La fantasiosa dottrina Fico

di ENRICO CISNETTO

All’inizio ci fu Adam Smith con la sua ‘Ricchezza delle Nazioni’. Poi arrivò John Maynard Keynes, quindi il Premio Nobel del 1971, Simon Kuznet. Il primo abbozzò il concetto di prodotto interno lordo, il secondo ci ha spiegato come farlo crescere, il terzo sviluppò il concetto, che tutto il mondo ha fatto proprio, di pil come misuratore della crescita. Oggi c’è Roberto Fico, a cui questo concetto appare astruso, e quindi sbagliato. “Grave errore considerare il pil come unico parametro del benessere”, dice il presidente della Camera. E fin qui si può anche convenire, basta aggiungere che è certamente il più importante.

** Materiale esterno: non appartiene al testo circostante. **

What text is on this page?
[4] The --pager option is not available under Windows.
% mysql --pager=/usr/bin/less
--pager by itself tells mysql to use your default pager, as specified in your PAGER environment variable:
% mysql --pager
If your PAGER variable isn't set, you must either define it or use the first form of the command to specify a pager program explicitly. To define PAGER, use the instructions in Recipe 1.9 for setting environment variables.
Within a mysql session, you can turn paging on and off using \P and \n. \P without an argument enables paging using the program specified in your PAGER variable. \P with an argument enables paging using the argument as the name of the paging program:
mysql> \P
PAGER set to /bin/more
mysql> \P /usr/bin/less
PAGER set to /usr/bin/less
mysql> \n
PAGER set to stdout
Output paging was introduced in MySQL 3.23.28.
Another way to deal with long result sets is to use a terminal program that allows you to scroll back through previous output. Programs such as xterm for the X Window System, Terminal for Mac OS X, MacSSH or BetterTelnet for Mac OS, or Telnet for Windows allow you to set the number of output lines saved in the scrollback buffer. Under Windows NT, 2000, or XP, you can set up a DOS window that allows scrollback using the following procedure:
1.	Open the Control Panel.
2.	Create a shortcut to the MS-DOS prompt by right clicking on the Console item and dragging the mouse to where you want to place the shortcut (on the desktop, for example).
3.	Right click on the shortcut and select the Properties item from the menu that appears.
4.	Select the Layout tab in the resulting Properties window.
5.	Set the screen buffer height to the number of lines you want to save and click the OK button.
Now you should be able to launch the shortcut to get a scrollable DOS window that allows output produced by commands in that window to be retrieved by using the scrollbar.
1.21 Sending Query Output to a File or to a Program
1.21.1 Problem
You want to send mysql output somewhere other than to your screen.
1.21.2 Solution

Invece, il novello economista aggiunge che “la prosperità dipende soprattutto dalla qualità della vita dei cittadini”, a sua volta “assicurata da attività e servizi non di mercato”.

E qui noi, poveretti abituati a far di conto, ci arrendiamo. Forse il sommo Fico pensa che dopo 243 anni dalla prima pubblicazione del tomo di Smith qualche concetto debba essere aggiornato. Ma sarebbe come dire agli studenti di Giurisprudenza di saltare l’esame di Istituzioni di Diritto Romano perché indica principi normativi vecchi di duemila anni. Non gli viene in mente che se a tutte le latitudini il pil nazionale e quello pro capite sono considerati da secoli lo strumento più efficace per misurare le condizioni di vita di paesi e persone, forse qualche ragione ci sarà? No, il neo-economista pentastellato vuole “indicatori più adeguati” per misurare “l’insicurezza delle persone”.